- Elevation: 4,049 Feet
- Location: Gorham, NH
- Date Hiked: 9/25/2018
- Companions: Stud
- Trails: Carter-Moriah Trail
We sat drinking coffee at 5:30am on this dark early fall morning preparing to attempt our final summit of the NH48. Such a bittersweet feeling of both saddness that this list may be coming to an end and pure excitement to be finishing.
A dramatic day from the get-go. This trailhead begins in a residential dead end and we weren’t sure where to park so we parked under some power lines hoping our car would still be there when we came back with all the windows still in tact. We knew there would be some weather rolling in later and given that this was potentially our final summit on the NH48 list, we were hyper focused and rather intense as we headed up the Carter-Moriah Trail in the dark with headlamps lighting our way.

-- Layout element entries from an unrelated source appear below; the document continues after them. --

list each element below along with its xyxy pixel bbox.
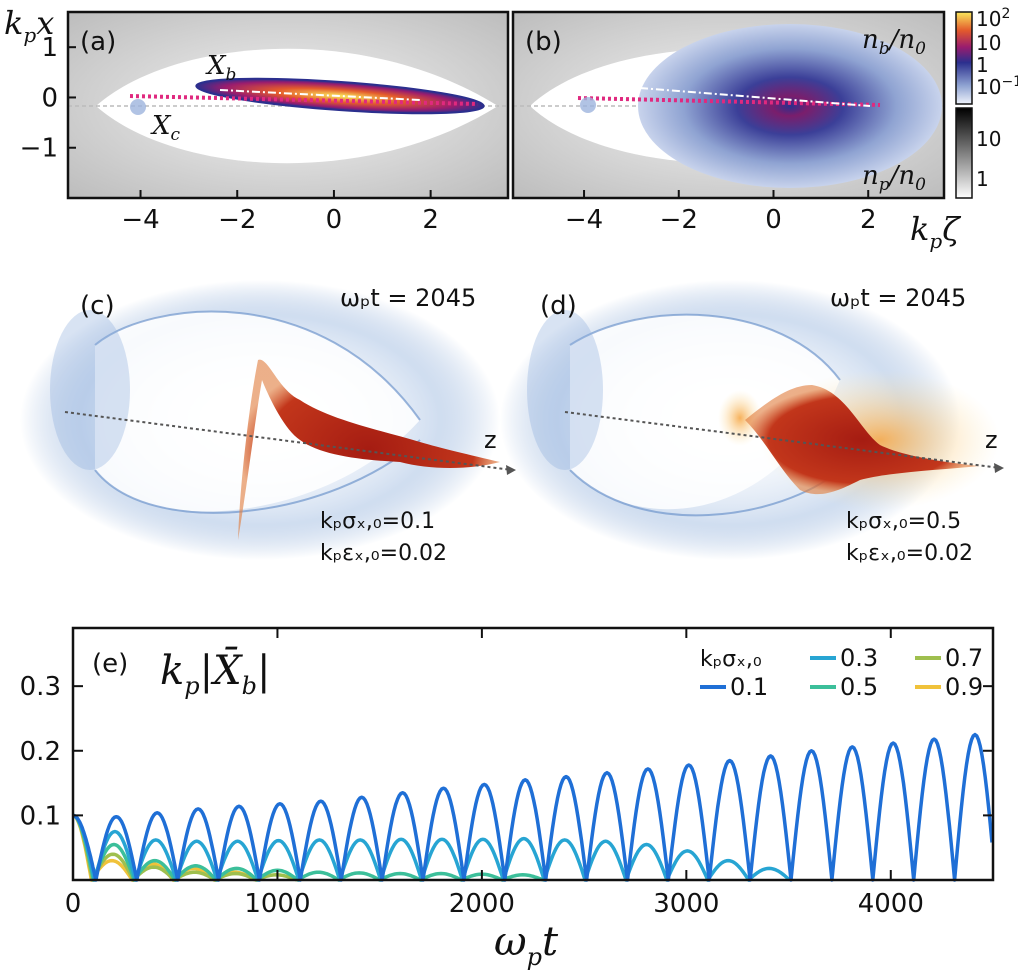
panel-b-nb-label: nb/n0 xyxy=(862,25,926,59)
panel-d-sigma: kₚσₓ,₀=0.5 xyxy=(846,509,961,534)
panel-b-beam-axis xyxy=(639,87,871,107)
panel-e-xtick-label: 0 xyxy=(65,889,82,919)
panel-c-label: (c) xyxy=(80,291,115,321)
colorbar-plasma xyxy=(955,107,973,199)
legend-label-0.9: 0.9 xyxy=(945,673,983,701)
panel-b: (b) nb/n0 np/n0 −4 −2 0 2 kpζ 102 10 1 10−1… xyxy=(511,6,1018,253)
panel-a-density-map xyxy=(68,12,508,198)
panel-e-frame xyxy=(71,626,995,882)
panel-e-xtick-label: 3000 xyxy=(653,889,719,919)
panel-a-xc-label: Xc xyxy=(150,111,181,145)
panel-b-frame xyxy=(511,10,946,200)
panel-c-plasma-bubble xyxy=(20,280,500,560)
colorbar-plasma-label-low: 1 xyxy=(976,167,989,191)
panel-a-centroid-line xyxy=(129,94,479,106)
panel-b-xtick-label: 0 xyxy=(765,205,782,235)
panel-d-label: (d) xyxy=(540,291,577,321)
panel-a-beam-axis xyxy=(219,89,421,101)
legend-title: kₚσₓ,₀ xyxy=(700,647,762,672)
panel-d-z-arrow xyxy=(994,463,1004,473)
panel-c: (c) ωₚt = 2045 z kₚσₓ,₀=0.1 kₚεₓ,₀=0.02 xyxy=(20,280,516,566)
panel-b-label: (b) xyxy=(525,27,562,57)
panel-e-ytick-label: 0.2 xyxy=(20,737,61,767)
panel-b-np-label: np/n0 xyxy=(862,161,926,195)
legend-label-0.3: 0.3 xyxy=(840,644,878,672)
colorbar-beam-label-low: 10−1 xyxy=(976,74,1018,99)
panel-a-x-ticks: −4 −2 0 2 xyxy=(121,190,439,235)
panel-d-time: ωₚt = 2045 xyxy=(830,284,966,312)
panel-e-xtick-label: 4000 xyxy=(858,889,924,919)
panel-a-xtick-label: 0 xyxy=(326,205,343,235)
panel-a-ylabel: kpx xyxy=(4,4,54,47)
panel-c-z-label: z xyxy=(484,426,497,454)
series-line-0.1 xyxy=(72,732,994,882)
panel-e-y-ticks: 0.1 0.2 0.3 xyxy=(20,672,993,831)
panel-e-title: kp|X̄b| xyxy=(160,647,270,700)
colorbar-beam xyxy=(955,11,973,105)
panel-d-z-label: z xyxy=(985,426,998,454)
panel-a-xb-label: Xb xyxy=(205,51,236,85)
panel-b-density-map xyxy=(513,12,944,198)
panel-e: 0.10.20.3 0 1000 2000 3000 4000 (e) kp|X̄b| … xyxy=(20,626,995,971)
panel-e-xtick-label: 1000 xyxy=(244,889,310,919)
panel-e-x-ticks: 0 1000 2000 3000 4000 xyxy=(65,628,924,919)
panel-e-label: (e) xyxy=(92,649,128,679)
colorbar-beam-label-mid: 10 xyxy=(976,31,1001,55)
colorbar-beam-label-one: 1 xyxy=(976,53,989,77)
panel-a-xtick-label: −4 xyxy=(121,205,159,235)
colorbar-plasma-label-high: 10 xyxy=(976,127,1001,151)
panel-a-xtick-label: −2 xyxy=(218,205,256,235)
panel-b-beam xyxy=(638,24,942,188)
panel-e-xlabel: ωpt xyxy=(494,919,559,970)
panel-b-xlabel: kpζ xyxy=(910,210,961,253)
panel-c-time: ωₚt = 2045 xyxy=(340,284,476,312)
panel-e-legend: kₚσₓ,₀ 0.1 0.30.5 0.70.9 xyxy=(700,644,983,701)
panel-d-emittance: kₚεₓ,₀=0.02 xyxy=(846,541,973,566)
panel-e-xtick-label: 2000 xyxy=(449,889,515,919)
panel-b-centroid-line xyxy=(577,96,881,107)
panel-d-z-axis xyxy=(564,411,1001,469)
panel-a-label: (a) xyxy=(80,27,116,57)
panel-b-xtick-label: −2 xyxy=(660,205,698,235)
panel-c-sigma: kₚσₓ,₀=0.1 xyxy=(320,509,435,534)
panel-a: (a) Xb Xc kpx 1 0 −1 −4 −2 0 2 xyxy=(4,4,510,235)
panel-c-emittance: kₚεₓ,₀=0.02 xyxy=(320,541,447,566)
legend-label-0.7: 0.7 xyxy=(945,644,983,672)
panel-d: (d) ωₚt = 2045 z kₚσₓ,₀=0.5 kₚεₓ,₀=0.02 xyxy=(500,280,1004,566)
panel-a-ytick-label: 1 xyxy=(41,33,58,63)
panel-a-ytick-label: −1 xyxy=(20,134,58,164)
panel-d-beam xyxy=(745,385,980,495)
panel-d-halo-rear xyxy=(718,390,762,446)
series-line-0.3 xyxy=(71,813,791,882)
panel-b-xtick-label: −4 xyxy=(565,205,603,235)
legend-entries: 0.1 0.30.5 0.70.9 xyxy=(700,644,983,701)
panel-c-z-arrow xyxy=(506,465,516,475)
legend-label-0.1: 0.1 xyxy=(730,673,768,701)
panel-b-witness-spot xyxy=(580,97,596,113)
panel-a-frame xyxy=(66,10,510,200)
legend-label-0.5: 0.5 xyxy=(840,673,878,701)
panel-a-witness-spot xyxy=(130,99,146,115)
panel-a-xtick-label: 2 xyxy=(422,205,439,235)
panel-e-ytick-label: 0.3 xyxy=(20,672,61,702)
colorbar-beam-label-high: 102 xyxy=(976,6,1010,31)
panel-b-x-ticks: −4 −2 0 2 xyxy=(565,190,877,235)
panel-e-series xyxy=(71,732,994,882)
panel-a-y-ticks: 1 0 −1 xyxy=(20,33,76,164)
panel-a-ytick-label: 0 xyxy=(41,83,58,113)
panel-e-ytick-label: 0.1 xyxy=(20,801,61,831)
panel-c-beam xyxy=(238,359,500,540)
panel-a-beam xyxy=(195,77,485,115)
panel-b-xtick-label: 2 xyxy=(860,205,877,235)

This trail does not waste anytime. It just starts straight up and we huffed our way up until we reached a more moderate grade and could catch our breaths before finding our rhythm. It wasn’t long before we were on a tree covered ridge and could start to see Pinkham Notch through the trees.

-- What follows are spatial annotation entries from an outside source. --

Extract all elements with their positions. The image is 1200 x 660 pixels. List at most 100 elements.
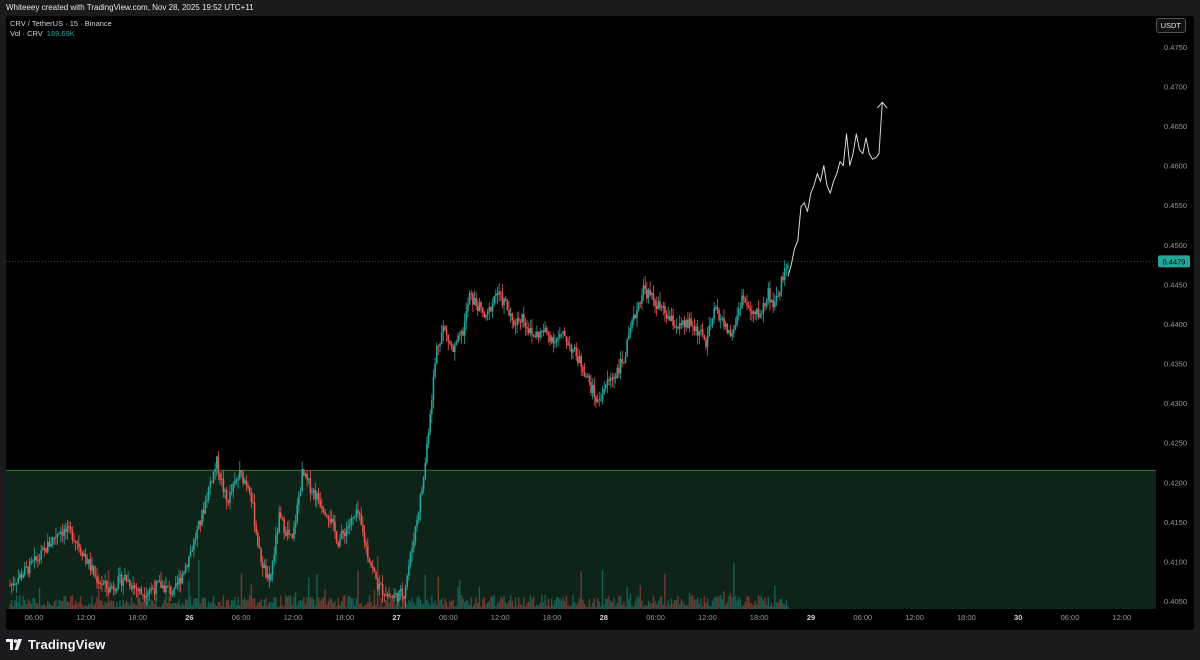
volume-bar — [432, 603, 435, 609]
volume-bar — [15, 595, 18, 609]
volume-bar — [293, 596, 295, 609]
volume-bar — [761, 597, 763, 609]
volume-bar — [237, 596, 239, 609]
candle-body — [506, 300, 509, 310]
candle-body — [335, 531, 338, 543]
chart-caption: Whiteeey created with TradingView.com, N… — [6, 3, 254, 12]
volume-bar — [450, 600, 453, 609]
volume-bar — [317, 597, 320, 609]
candle-body — [166, 585, 169, 587]
candle-body — [76, 541, 79, 544]
candle-body — [367, 546, 369, 558]
time-tick-label: 12:00 — [491, 613, 510, 622]
candle-body — [294, 522, 297, 528]
candle-body — [202, 509, 205, 514]
candlestick-chart[interactable]: 0.4050 0.4100 0.4150 0.4200 0.4250 0.4300 0.43… — [6, 16, 1194, 630]
chart-panel[interactable]: 0.4050 0.4100 0.4150 0.4200 0.4250 0.4300 0.43… — [6, 16, 1194, 630]
volume-bar — [248, 595, 251, 609]
volume-bar — [66, 601, 69, 609]
volume-bar — [539, 603, 541, 609]
candle-body — [616, 367, 619, 378]
candle-body — [642, 285, 645, 296]
candle-body — [309, 478, 312, 493]
volume-bar — [546, 605, 548, 609]
volume-bar — [289, 595, 292, 609]
volume-bar — [115, 601, 118, 609]
volume-bar — [263, 599, 266, 609]
volume-bar — [353, 605, 356, 609]
candle-body — [160, 581, 162, 588]
volume-bar — [196, 598, 198, 609]
volume-bar — [119, 600, 121, 609]
volume-bar — [639, 585, 641, 609]
volume-bar — [275, 597, 277, 609]
candle-body — [378, 583, 381, 590]
volume-bar — [388, 602, 390, 609]
volume-bar — [88, 603, 90, 609]
candle-body — [582, 366, 584, 373]
candle-body — [414, 526, 417, 543]
price-tick-label: 0.4700 — [1164, 82, 1187, 91]
currency-button[interactable]: USDT — [1155, 18, 1186, 33]
volume-bar — [621, 604, 623, 609]
volume-bar — [255, 605, 257, 609]
volume-bar — [301, 601, 303, 609]
candle-body — [83, 553, 85, 557]
volume-bar — [752, 605, 755, 609]
candle-body — [137, 589, 139, 592]
candle-body — [145, 596, 148, 598]
volume-bar — [125, 601, 128, 609]
volume-bar — [20, 605, 23, 609]
candle-body — [358, 513, 361, 515]
volume-bar — [288, 595, 290, 609]
candle-body — [783, 268, 786, 280]
volume-bar — [93, 605, 95, 609]
volume-bar — [363, 605, 366, 609]
volume-bar — [242, 599, 244, 609]
candle-body — [782, 276, 784, 280]
volume-bar — [444, 598, 446, 609]
volume-bar — [168, 595, 170, 609]
candle-body — [194, 538, 197, 540]
candle-body — [375, 571, 377, 580]
volume-bar — [626, 586, 628, 609]
volume-bar — [129, 605, 131, 609]
candle-body — [605, 384, 607, 389]
candle-body — [329, 519, 331, 523]
volume-bar — [700, 598, 702, 609]
volume-bar — [206, 606, 208, 609]
volume-bar — [478, 586, 481, 609]
volume-bar — [19, 595, 21, 609]
candle-body — [463, 321, 466, 336]
volume-bar — [537, 605, 540, 609]
candle-body — [432, 376, 435, 401]
candle-body — [504, 298, 507, 301]
volume-bar — [738, 596, 740, 609]
volume-bar — [181, 602, 184, 609]
candle-body — [516, 318, 518, 326]
volume-bar — [386, 595, 389, 609]
volume-bar — [345, 606, 348, 609]
volume-bar — [143, 598, 146, 609]
volume-bar — [504, 602, 507, 609]
axis-layer: 0.4050 0.4100 0.4150 0.4200 0.4250 0.4300 0.43… — [6, 16, 1194, 630]
candle-body — [330, 519, 333, 523]
candle-body — [762, 303, 765, 314]
candle-body — [46, 541, 49, 553]
volume-bar — [649, 603, 651, 609]
volume-bar — [598, 601, 600, 609]
candle-body — [232, 483, 235, 492]
candle-body — [355, 509, 358, 517]
time-tick-label: 06:00 — [25, 613, 44, 622]
volume-bar — [659, 597, 661, 609]
volume-bar — [531, 598, 533, 609]
candle-body — [373, 567, 376, 572]
candle-body — [50, 543, 52, 547]
volume-bar — [595, 606, 597, 609]
candle-body — [747, 305, 750, 308]
volume-bar — [106, 602, 108, 609]
volume-bar — [24, 599, 26, 609]
candle-body — [675, 326, 678, 328]
time-tick-label: 18:00 — [335, 613, 354, 622]
candle-body — [739, 308, 742, 310]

We made our way up to the rock slabs and ledges described in the guide book which afforded excellent views of the northern presidentials. As the wind picked up and the temperatures dropped, I became concerned about my clothing choices and wondered if I had enough layers with me. The trail dipped and climbed and we were high up on a ridge for a while pushing forward to stay warm and beat the potential thunderstorms. Every so often the trail would become sheltered from the wind and we took refuge in these wind breaks to refuel ourselves with water and food.

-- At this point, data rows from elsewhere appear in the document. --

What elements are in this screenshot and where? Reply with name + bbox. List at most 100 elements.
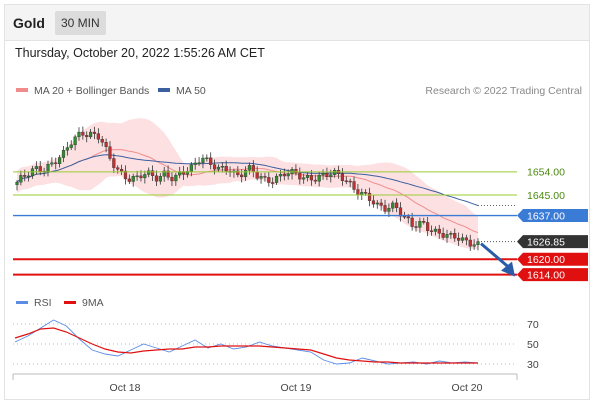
candle-body [395,202,399,208]
candle-body [139,175,143,179]
candle-body [329,174,333,177]
rsi-tick-label: 50 [527,339,539,351]
research-credit: Research © 2022 Trading Central [425,85,582,97]
candle-body [333,170,337,175]
candle-body [437,228,441,234]
candle-body [162,170,166,177]
candle-body [364,192,368,194]
chart-header: Gold 30 MIN [5,5,589,41]
candle-body [92,131,97,134]
candle-body [294,169,298,174]
candle-body [185,171,190,175]
candle-body [255,171,259,179]
candle-body [356,189,360,196]
candle-body [119,169,124,172]
candle-body [453,233,457,239]
support-label-box [517,268,588,282]
candle-body [410,217,414,227]
candle-body [433,228,437,232]
candle-body [123,170,128,180]
candle-body [240,174,244,178]
candle-body [298,172,302,180]
candle-body [224,166,228,172]
candle-body [305,175,310,178]
candle-body [104,142,108,147]
levels-layer: 1654.00 1645.00 1637.00 1626.85 1620.00 1614.… [13,167,588,282]
candle-body [379,202,383,206]
candle-body [27,175,31,178]
candle-body [38,166,42,172]
support-label: 1614.00 [527,269,565,281]
candle-body [321,172,325,176]
candle-body [263,176,267,178]
candle-body [460,237,465,241]
candle-body [135,175,139,178]
x-tick-label: Oct 18 [110,382,141,394]
candle-body [236,170,240,176]
candle-body [174,174,178,182]
candle-body [317,174,321,182]
candle-body [309,175,314,181]
candle-body [259,176,263,179]
candle-body [85,135,89,138]
rsi-ma-legend-swatch [64,301,76,304]
ma50-legend-swatch [158,88,170,92]
candle-body [23,175,27,177]
pivot-label: 1637.00 [527,210,565,222]
candle-body [89,131,93,138]
resistance-label: 1654.00 [527,167,565,179]
candle-body [65,147,69,151]
candle-body [247,165,252,171]
candle-body [69,144,73,148]
rsi-tick-label: 70 [527,319,539,331]
forecast-arrow-shaft [480,242,509,268]
candle-body [131,176,135,182]
rsi-legend-swatch [16,301,28,304]
candle-body [143,174,147,179]
candle-body [371,200,376,205]
rsi-ma-line [14,327,478,364]
candle-body [313,179,317,182]
support-label-box [517,252,588,266]
candle-body [220,166,224,168]
candle-body [468,239,472,247]
x-tick-label: Oct 20 [452,382,483,394]
candle-body [360,192,364,196]
last_price-label-box [517,235,588,249]
timestamp: Thursday, October 20, 2022 1:55:26 AM CE… [15,46,265,60]
candle-body [189,164,193,172]
candle-body [81,131,85,136]
rsi-layer: 70 50 30 [13,319,539,371]
candle-body [77,131,81,138]
candle-body [166,170,170,178]
candle-body [96,133,100,140]
candle-body [426,222,430,231]
candle-body [274,175,279,183]
candle-body [429,230,434,232]
candle-body [61,150,66,158]
candle-body [193,162,197,165]
candle-body [46,164,50,172]
candle-body [375,202,379,205]
candle-body [127,178,131,182]
candle-body [406,216,410,219]
candle-body [150,170,155,176]
candle-body [352,181,356,190]
timeframe-badge[interactable]: 30 MIN [55,11,106,35]
resistance-label: 1645.00 [527,190,565,202]
candle-body [464,237,468,241]
candle-body [112,158,116,168]
ma50-legend-label: MA 50 [176,85,206,97]
candle-body [154,175,159,182]
chart-frame: Gold 30 MIN Thursday, October 20, 2022 1… [4,4,590,400]
candle-body [445,234,449,238]
candle-body [34,166,38,169]
rsi-line [14,319,479,365]
candle-body [100,139,104,143]
candle-body [251,165,255,172]
x-axis: Oct 18 Oct 19 Oct 20 [12,374,518,394]
price-layer [15,118,515,251]
candle-body [472,244,476,247]
candle-body [286,173,290,177]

About an hour from the summit, the weather really began to change and we watched the views of the surrounding mountains slowly become clouded as we became socked in. We were both nervous about it but we pushed on moving as quickly as we could while still being careful climbing up the steep rock slabs and making sure to add and take off layers as often as necessary to stay dry and warm.
We then came upon the summit sign for Mt Moriah with an arrow to the actual summit. We looked at each other in disbelief before heading up. As we came around the corner to the exposed large rock boulder summit of Moriah the wind was whipping fiercely and we paused and looked at each other again with a bit or terror. We dropped our packs and our poles and braved forward finding the summit marker and embracing as we leaned into the wind. We took some pictures and videos and exclaimed before ducking back into the safety of the trees and finding a very sheltered nook just below the summit to recover and eat and drink and laugh soak in this summit and prepare for a safe decent.
Climbing down the rock slabs was scary and slow but not as sketchy as we anticipated and we were able to move down the mountain quickly stopping to rest more than half way down at some exposed rock slabs where the the presidentials came back into view. As we snacked and rested our knees, Mount Madison went in and out of the clouds from across the valley and we watched as the clouds formed together and darkened over them. Not a moment later, we felt the first few rain drops and quickly gathered our packs and continued down the mountain praying that the heavier rain wouldn’t come until we were off the rocks and safely under the shelter of the lower tree canopy. We were lucky and we made it down safely and by the time the rain really picked up were were less than a mile from the car and not very wet at all.
Our car was intact where we left it and we drove south thru Pinkham Notch unable to fully absorb that we had just finished the list. We stopped at Joe Dodge Lodge to change and rest and look around their little store. We didn’t linger long because we were starting to tank so we headed to a diner for some celebratory pancakes and hot coffee which brought us back to life and we sat in the booth for a while looking at pictures, laughing and reminiscing of the last few days and the last few years of our adventures hiking the NH48 together.